The grammar of wh-interpretation, scrambling and de re/de dicto distinction
Ph.D. Dissertation, 1997
This study investigates the ambiguities of w- phrases in interrogative
and declarative contexts in Korean, scrambling with semantic import, and
de re/de dicto distinction in opaque contexts. Against Diesing's (1992)

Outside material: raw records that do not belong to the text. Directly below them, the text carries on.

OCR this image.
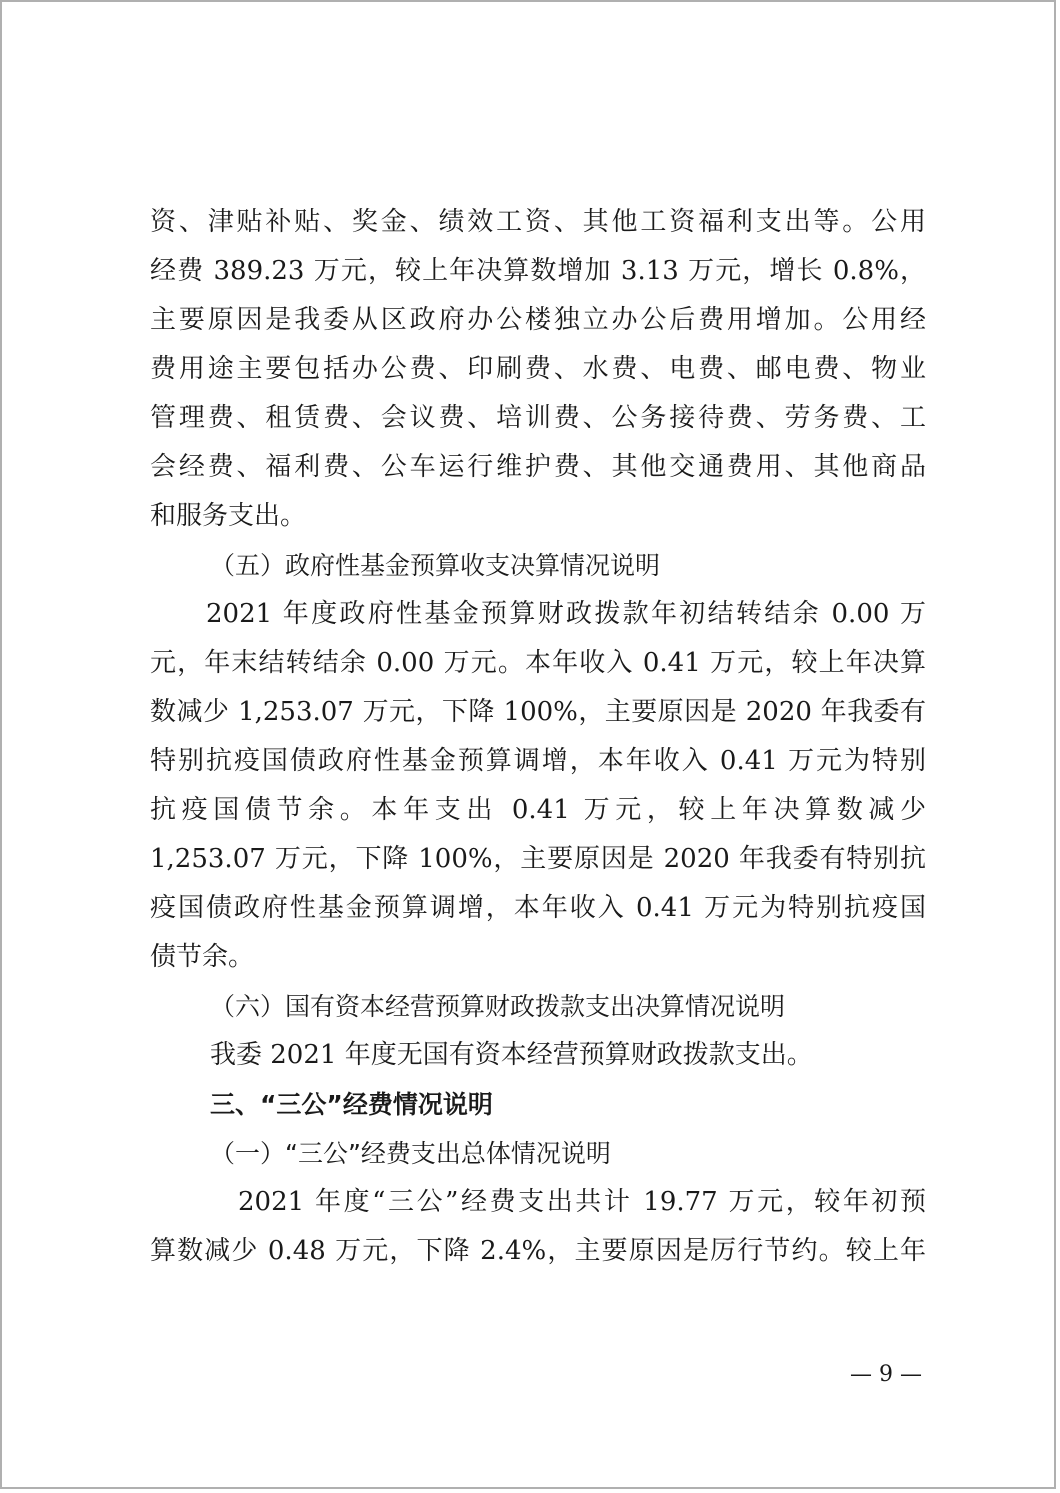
资、津贴补贴、奖金、绩效工资、其他工资福利支出等。公用
经费 389.23 万元，较上年决算数增加 3.13 万元，增长 0.8%，
主要原因是我委从区政府办公楼独立办公后费用增加。公用经
费用途主要包括办公费、印刷费、水费、电费、邮电费、物业
管理费、租赁费、会议费、培训费、公务接待费、劳务费、工
会经费、福利费、公车运行维护费、其他交通费用、其他商品
和服务支出。
（五）政府性基金预算收支决算情况说明
2021 年度政府性基金预算财政拨款年初结转结余 0.00 万
元，年末结转结余 0.00 万元。本年收入 0.41 万元，较上年决算
数减少 1,253.07 万元，下降 100%，主要原因是 2020 年我委有
特别抗疫国债政府性基金预算调增，本年收入 0.41 万元为特别
抗疫国债节余。本年支出 0.41 万元，较上年决算数减少
1,253.07 万元，下降 100%，主要原因是 2020 年我委有特别抗
疫国债政府性基金预算调增，本年收入 0.41 万元为特别抗疫国
债节余。
（六）国有资本经营预算财政拨款支出决算情况说明
我委 2021 年度无国有资本经营预算财政拨款支出。
三、“三公”经费情况说明
（一）“三公”经费支出总体情况说明
2021 年度“三公”经费支出共计 19.77 万元，较年初预
算数减少 0.48 万元，下降 2.4%，主要原因是厉行节约。较上年
— 9 —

strict partition of IP/VP, I argue that the syntactic partition should
be extended to CP/IP. Within the Minimalist framework, I propose that
the motivation for extending the mapping is given by THEME. Once assigned
a THEME, an element becomes a logical subject of a categorical judgment
in the sense of Kuroda (1972). W- phrases in Korean such as nwukwu are
ambiguous between a wh-question phrase and an indefinite NP interpretation
in interrogative contexts. Moreover, they are ambiguous between a quantificational
and a nonquantificational interpretation, and between a specific and a
nonspecific interpretation. Along with the Split CP Hypothesis, I account
for the ambiguity between a wh- question and an indefinite NP interpretation
in terms of feature specification of lowerC. Furthermore, I account for
the ambiguity between a quantificational and a nonquantificational interpretation,
on the one hand, and between a specific and a nonspecific interpretation,
on the other hand, in terms of THEME feature checking. I argue that the
strength of (+Wh) is not responsible for overt wh- scrambling in Korean.
Rather, overt wh-scrambling is driven by a strong THEME feature checking;
an overtly scrambled element is understood as nonquantificational or specific.

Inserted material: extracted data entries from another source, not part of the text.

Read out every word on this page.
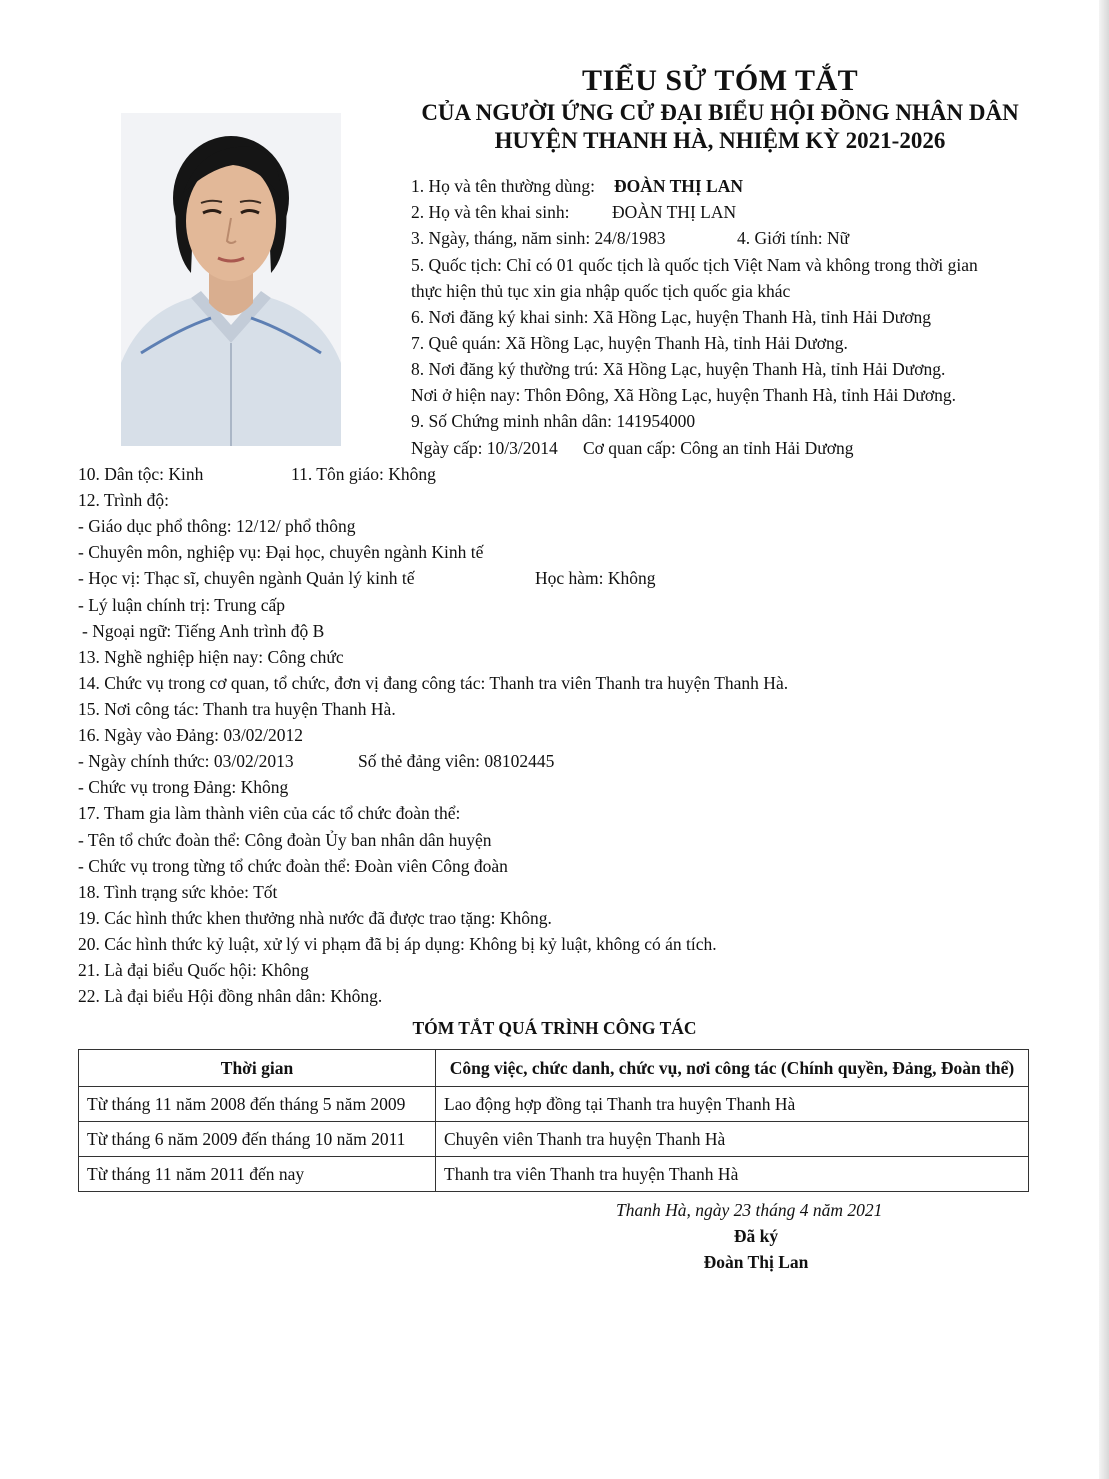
TIỂU SỬ TÓM TẮT
CỦA NGƯỜI ỨNG CỬ ĐẠI BIỂU HỘI ĐỒNG NHÂN DÂN
HUYỆN THANH HÀ, NHIỆM KỲ 2021-2026
1. Họ và tên thường dùng: ĐOÀN THỊ LAN
2. Họ và tên khai sinh: ĐOÀN THỊ LAN
3. Ngày, tháng, năm sinh: 24/8/1983	4. Giới tính: Nữ
5. Quốc tịch: Chỉ có 01 quốc tịch là quốc tịch Việt Nam và không trong thời gian
thực hiện thủ tục xin gia nhập quốc tịch quốc gia khác
6. Nơi đăng ký khai sinh: Xã Hồng Lạc, huyện Thanh Hà, tỉnh Hải Dương
7. Quê quán: Xã Hồng Lạc, huyện Thanh Hà, tỉnh Hải Dương.
8. Nơi đăng ký thường trú: Xã Hồng Lạc, huyện Thanh Hà, tỉnh Hải Dương.
Nơi ở hiện nay: Thôn Đông, Xã Hồng Lạc, huyện Thanh Hà, tỉnh Hải Dương.
9. Số Chứng minh nhân dân: 141954000
Ngày cấp: 10/3/2014 Cơ quan cấp: Công an tỉnh Hải Dương
10. Dân tộc: Kinh	11. Tôn giáo: Không
12. Trình độ:
- Giáo dục phổ thông: 12/12/ phổ thông
- Chuyên môn, nghiệp vụ: Đại học, chuyên ngành Kinh tế
- Học vị: Thạc sĩ, chuyên ngành Quản lý kinh tế	Học hàm: Không
- Lý luận chính trị: Trung cấp
- Ngoại ngữ: Tiếng Anh trình độ B
13. Nghề nghiệp hiện nay: Công chức
14. Chức vụ trong cơ quan, tổ chức, đơn vị đang công tác: Thanh tra viên Thanh tra huyện Thanh Hà.
15. Nơi công tác: Thanh tra huyện Thanh Hà.
16. Ngày vào Đảng: 03/02/2012
- Ngày chính thức: 03/02/2013	Số thẻ đảng viên: 08102445
- Chức vụ trong Đảng: Không
17. Tham gia làm thành viên của các tổ chức đoàn thể:
- Tên tổ chức đoàn thể: Công đoàn Ủy ban nhân dân huyện
- Chức vụ trong từng tổ chức đoàn thể: Đoàn viên Công đoàn
18. Tình trạng sức khỏe: Tốt
19. Các hình thức khen thưởng nhà nước đã được trao tặng: Không.
20. Các hình thức kỷ luật, xử lý vi phạm đã bị áp dụng: Không bị kỷ luật, không có án tích.
21. Là đại biểu Quốc hội: Không
22. Là đại biểu Hội đồng nhân dân: Không.
TÓM TẮT QUÁ TRÌNH CÔNG TÁC
Thời gian	Công việc, chức danh, chức vụ, nơi công tác (Chính quyền, Đảng, Đoàn thể)
Từ tháng 11 năm 2008 đến tháng 5 năm 2009	Lao động hợp đồng tại Thanh tra huyện Thanh Hà
Từ tháng 6 năm 2009 đến tháng 10 năm 2011	Chuyên viên Thanh tra huyện Thanh Hà
Từ tháng 11 năm 2011 đến nay	Thanh tra viên Thanh tra huyện Thanh Hà
Thanh Hà, ngày 23 tháng 4 năm 2021
Đã ký
Đoàn Thị Lan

Two points are argued concerning scrambling. One is that there exists
semantically unvacuous scrambling. The other is that such scrambling is
motivated by a formal-morphological feature THEME checking. Scrambling
with A-properties is accounted for in terms of THEME feature checking
in (Spec, lowerC) or (Spec, v P), whereas scrambling with A'-properties
is accounted for in terms of base generation in an adjunction position.
While the de re interpretation of the embedded subject of ECM constructions
is readily accounted for, that of the embedded subject of opaque contexts
cannot be straightforwardly accounted of in terms of the scope-based theory.
I argue that the THEME feature account provides a plausible syntactic
account of the de re/de dicto distinction in opaque contexts.